Markets decide euro summit results are better than a poke in the eye from a sharp stick

12/09/2011 10:39 am EST


Jim Jubak

Founder and Editor,

Financial markets—at least those that are open at 10:15 a.m. New York time—are reacting with reasonable optimism to the euro rescue deal announced today from the summit of European leaders.

The package includes pretty much all that markets could have reasonably hoped for—like the package of moves from the European Central Bank yesterday—but certainly not everything the markets hoped for. In other words, there’s no magic bullet and the euro debt crisis won’t be fixed in a day, but neither did the euro go down in flames because Europe’s leaders dithered rather than decided.

This morning the German DAX Index is up 1.6%, the French CAC 40 Index is up 2.1%, the Spanish IBEX 35 Index is up 1.8%, and the U.S. Standard & Poor’s 500 Index is up 1.1%. Yields on Italy’s 10-year bonds climbed 11 basis points (or 0.11 percentage points) to 6.57%, while the yield on Spain’s 10-year bonds climbed 9 basis points to 5.91%. The European Central Bank was in the market buying Italian debt this morning.

So what did European leaders decide?

The 17 EuroZone nations agreed on a new side treaty that would require nations to enshrine a limit to structural budget deficits of no more than 0.5% of GDP in their national governance. (A structural deficit is one that discounts the effects of the economic cycle of booms and busts.) Opposition from the United Kingdom killed German efforts to achieve this fiscal integration through changes to existing treaties. Of the 10 nations that belong to the European Union but that aren’t a member of the EuroZone, all except the United Kingdom said they would consider joining the compact. It’s not clear how long negotiating this treaty might take—three months is one estimate—or if it would require a referendum in any of the 17 EuroZone countries. (Ireland was saying it thought it would this morning.) Amending existing treaties would have taken at least a year and required referenda.

The summit agreed to move up the deadline for getting the permanent euro rescue fund, the 500 billion euro ($666 billion) European Stability Mechanism, into operation to July 2012 from July 2013.

EuroZone members will pitch in 150 billion euros and members of the European Union that don’t use the euro will contribute another 50 billion euros (for a total of 200 billion euros or $267 billion) to the International Monetary Fund to used to backstop sovereign debt while countries enact fiscal and economic reforms.

What don’t the markets like about package?

The lack of a clear short-term response to the crisis. The European Stability Mechanism won’t be up and running until the summer so in the mean time defense of the euro, European banks, and of Italian and Spanish bonds falls to a reluctant European Central Bank, an IMF that will be strapped for funds even after the planned 200 billion euro infusion, and the current underfunded European Financial Stability Facility. Reports are that on Thursday night the European Central Bank decided to limit its weekly bond buying to the current 20 billion level.
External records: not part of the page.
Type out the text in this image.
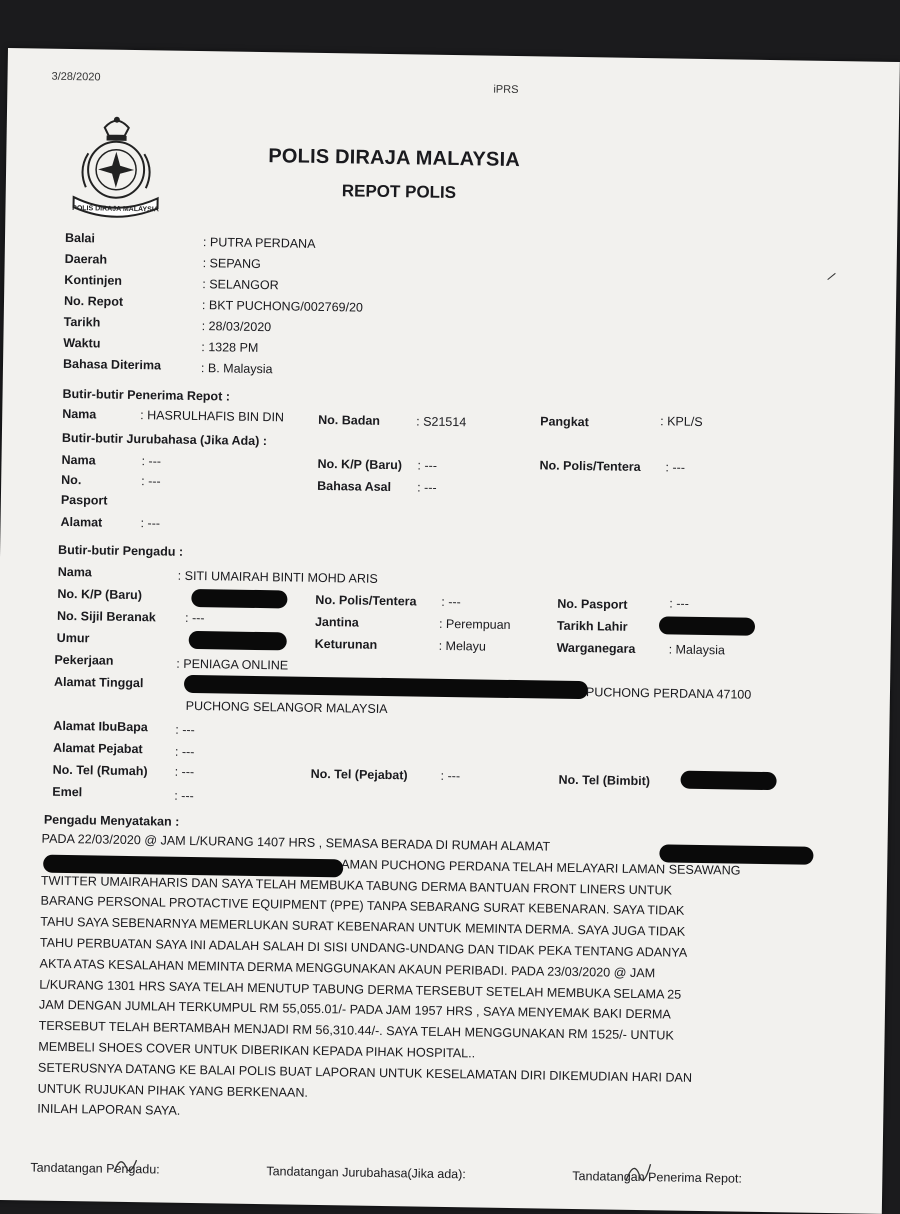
3/28/2020
iPRS
POLIS DIRAJA MALAYSIA
POLIS DIRAJA MALAYSIA
REPOT POLIS
Balai	: PUTRA PERDANA
Daerah	: SEPANG
Kontinjen	: SELANGOR
No. Repot	: BKT PUCHONG/002769/20
Tarikh	: 28/03/2020
Waktu	: 1328 PM
Bahasa Diterima	: B. Malaysia
Butir-butir Penerima Repot :
Nama	: HASRULHAFIS BIN DIN	No. Badan	: S21514	Pangkat	: KPL/S
Butir-butir Jurubahasa (Jika Ada) :
Nama	: ---	No. K/P (Baru) : ---	No. Polis/Tentera : ---
No.	: ---	Bahasa Asal : ---
Pasport
Alamat	: ---
Butir-butir Pengadu :
Nama	: SITI UMAIRAH BINTI MOHD ARIS
No. K/P (Baru)	No. Polis/Tentera : ---	No. Pasport	: ---
No. Sijil Beranak : ---	Jantina	: Perempuan	Tarikh Lahir
Umur	Keturunan	: Melayu	Warganegara	: Malaysia
Pekerjaan	: PENIAGA ONLINE
Alamat Tinggal
PUCHONG PERDANA 47100
PUCHONG SELANGOR MALAYSIA
Alamat IbuBapa : ---
Alamat Pejabat	: ---
No. Tel (Rumah) : ---	No. Tel (Pejabat)	: ---	No. Tel (Bimbit)
Emel	: ---
Pengadu Menyatakan :
PADA 22/03/2020 @ JAM L/KURANG 1407 HRS , SEMASA BERADA DI RUMAH ALAMAT
AMAN PUCHONG PERDANA TELAH MELAYARI LAMAN SESAWANG
TWITTER UMAIRAHARIS DAN SAYA TELAH MEMBUKA TABUNG DERMA BANTUAN FRONT LINERS UNTUK
BARANG PERSONAL PROTACTIVE EQUIPMENT (PPE) TANPA SEBARANG SURAT KEBENARAN. SAYA TIDAK
TAHU SAYA SEBENARNYA MEMERLUKAN SURAT KEBENARAN UNTUK MEMINTA DERMA. SAYA JUGA TIDAK
TAHU PERBUATAN SAYA INI ADALAH SALAH DI SISI UNDANG-UNDANG DAN TIDAK PEKA TENTANG ADANYA
AKTA ATAS KESALAHAN MEMINTA DERMA MENGGUNAKAN AKAUN PERIBADI. PADA 23/03/2020 @ JAM
L/KURANG 1301 HRS SAYA TELAH MENUTUP TABUNG DERMA TERSEBUT SETELAH MEMBUKA SELAMA 25
JAM DENGAN JUMLAH TERKUMPUL RM 55,055.01/- PADA JAM 1957 HRS , SAYA MENYEMAK BAKI DERMA
TERSEBUT TELAH BERTAMBAH MENJADI RM 56,310.44/-. SAYA TELAH MENGGUNAKAN RM 1525/- UNTUK
MEMBELI SHOES COVER UNTUK DIBERIKAN KEPADA PIHAK HOSPITAL..
SETERUSNYA DATANG KE BALAI POLIS BUAT LAPORAN UNTUK KESELAMATAN DIRI DIKEMUDIAN HARI DAN
UNTUK RUJUKAN PIHAK YANG BERKENAAN.
INILAH LAPORAN SAYA.
Tandatangan Pengadu:	Tandatangan Jurubahasa(Jika ada):	Tandatangan Penerima Repot:
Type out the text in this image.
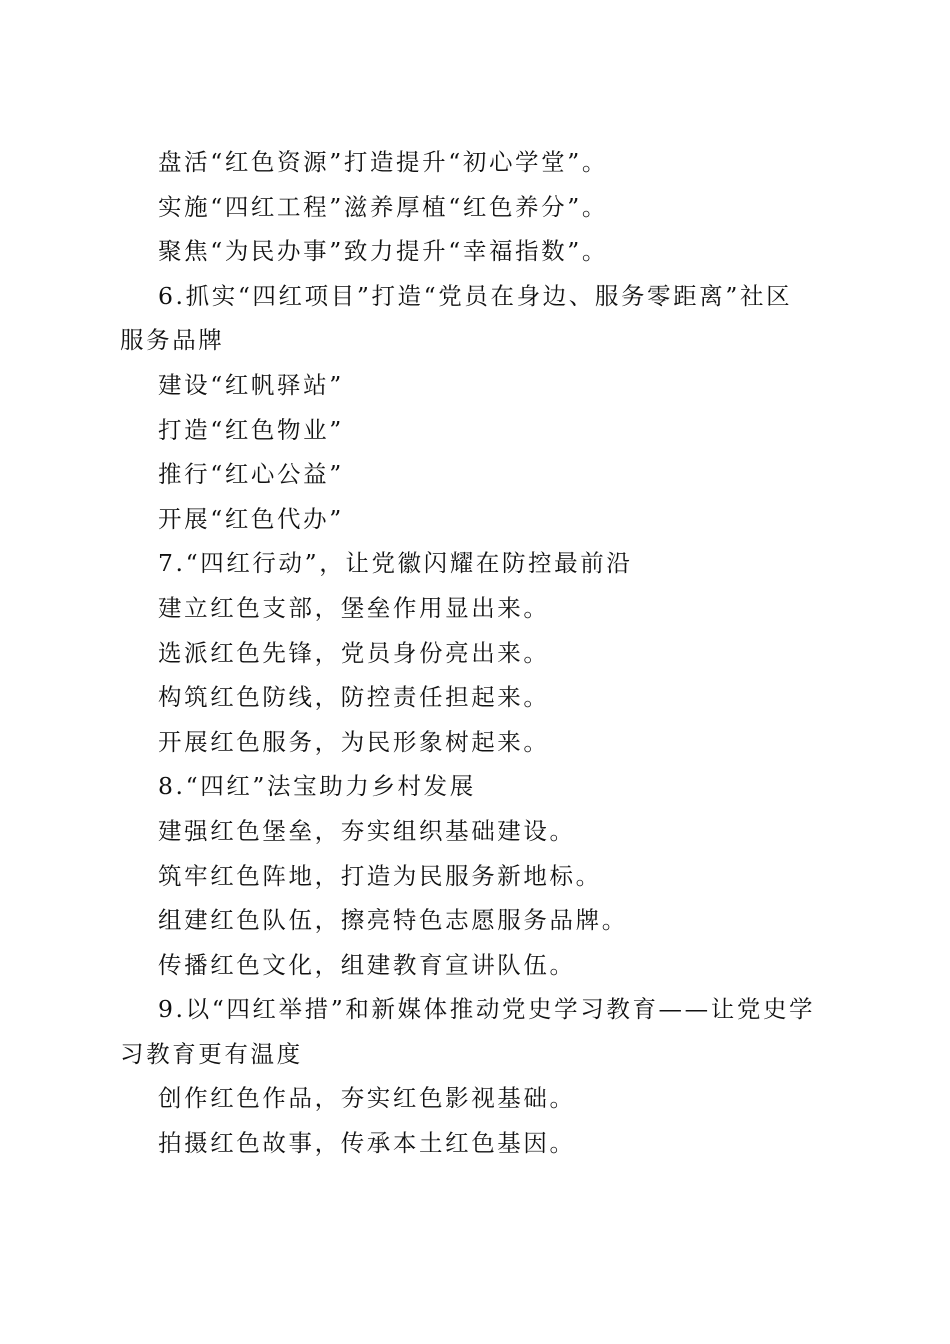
盘活“红色资源”打造提升“初心学堂”。
实施“四红工程”滋养厚植“红色养分”。
聚焦“为民办事”致力提升“幸福指数”。
6.抓实“四红项目”打造“党员在身边、服务零距离”社区
服务品牌
建设“红帆驿站”
打造“红色物业”
推行“红心公益”
开展“红色代办”
7.“四红行动”，让党徽闪耀在防控最前沿
建立红色支部，堡垒作用显出来。
选派红色先锋，党员身份亮出来。
构筑红色防线，防控责任担起来。
开展红色服务，为民形象树起来。
8.“四红”法宝助力乡村发展
建强红色堡垒，夯实组织基础建设。
筑牢红色阵地，打造为民服务新地标。
组建红色队伍，擦亮特色志愿服务品牌。
传播红色文化，组建教育宣讲队伍。
9.以“四红举措”和新媒体推动党史学习教育——让党史学
习教育更有温度
创作红色作品，夯实红色影视基础。
拍摄红色故事，传承本土红色基因。
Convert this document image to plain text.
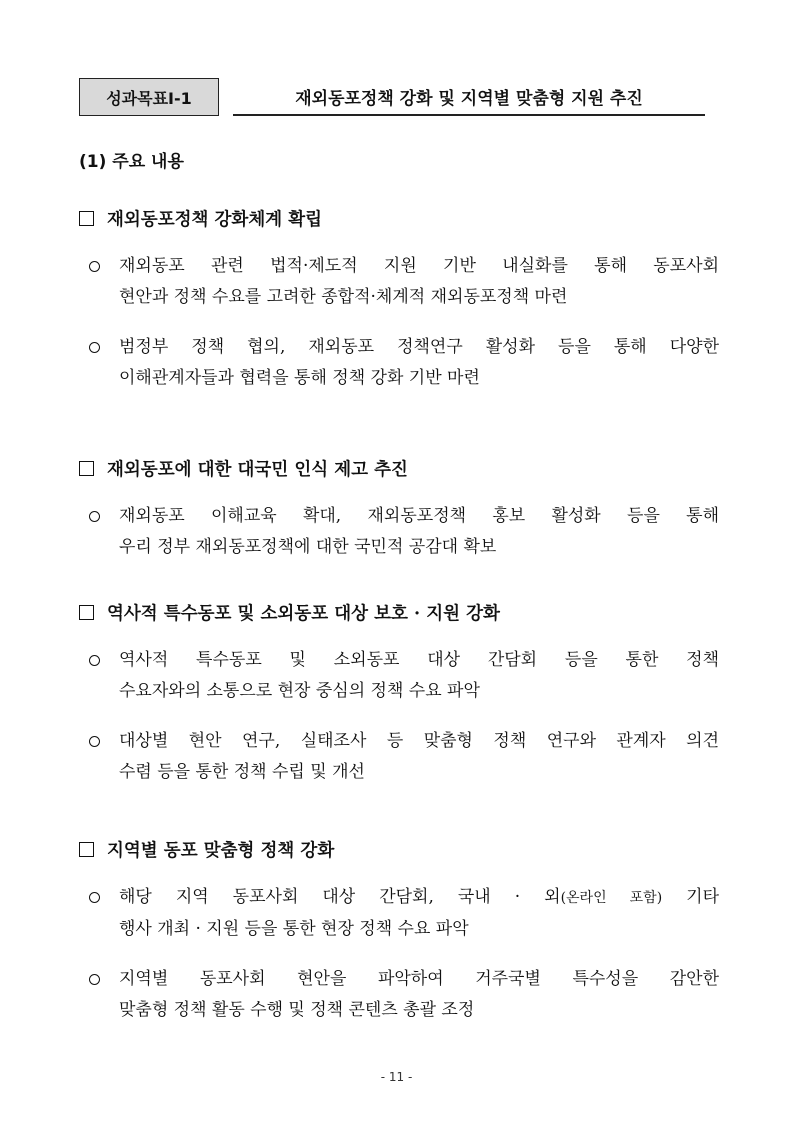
성과목표Ⅰ-1	재외동포정책 강화 및 지역별 맞춤형 지원 추진
(1) 주요 내용
재외동포정책 강화체계 확립
재외동포 관련 법적·제도적 지원 기반 내실화를 통해 동포사회
현안과 정책 수요를 고려한 종합적·체계적 재외동포정책 마련
범정부 정책 협의, 재외동포 정책연구 활성화 등을 통해 다양한
이해관계자들과 협력을 통해 정책 강화 기반 마련
재외동포에 대한 대국민 인식 제고 추진
재외동포 이해교육 확대, 재외동포정책 홍보 활성화 등을 통해
우리 정부 재외동포정책에 대한 국민적 공감대 확보
역사적 특수동포 및 소외동포 대상 보호 · 지원 강화
역사적 특수동포 및 소외동포 대상 간담회 등을 통한 정책
수요자와의 소통으로 현장 중심의 정책 수요 파악
대상별 현안 연구, 실태조사 등 맞춤형 정책 연구와 관계자 의견
수렴 등을 통한 정책 수립 및 개선
지역별 동포 맞춤형 정책 강화
해당 지역 동포사회 대상 간담회, 국내 · 외(온라인 포함) 기타
행사 개최 · 지원 등을 통한 현장 정책 수요 파악
지역별 동포사회 현안을 파악하여 거주국별 특수성을 감안한
맞춤형 정책 활동 수행 및 정책 콘텐츠 총괄 조정
- 11 -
And in the longer term the mismatch between the firepower that the EuroZone plans to bring to bear on the crisis—the 500 billion euro European Stability Mechanism--and the huge cash needs forecast for the EuroZone in 2012. EuroZone governments have to repay/refinance 1.1 trillion euros of long- and short-term debt in 2012. About 500 billion euros of Italian French, and German debt mature in the first half of the year, according to figures from Bloomberg. European banks, to add to the problem, have $665 billion in debt maturing in the first half of 2012, according to Citigroup.

At the summit, and for the moment, European leaders rejected arguments to grant the European Stability Mechanism a banking license that would have let it take funding from the European Central Bank was banks can do now.

That decision seems likely to get revisited in 2012. As does the decision at the European Central Bank to limit bond buying to 20 billion euros a week. And the 500 billion euro cap on the European Stability Mechanism.

I’m afraid this won’t be the last euro crisis summit.

But until then, or until the next euro panic, stock markets have a chance at a relatively brief period where what matters is the usual earnings news (and rumors) and the usual speculation over holiday retail sales. All that normal investing stuff hasn’t counted for much as long as the euro crisis dominated the headlines. Enjoy the “normal” while you can. I doubt that we’ll have it with us for very long.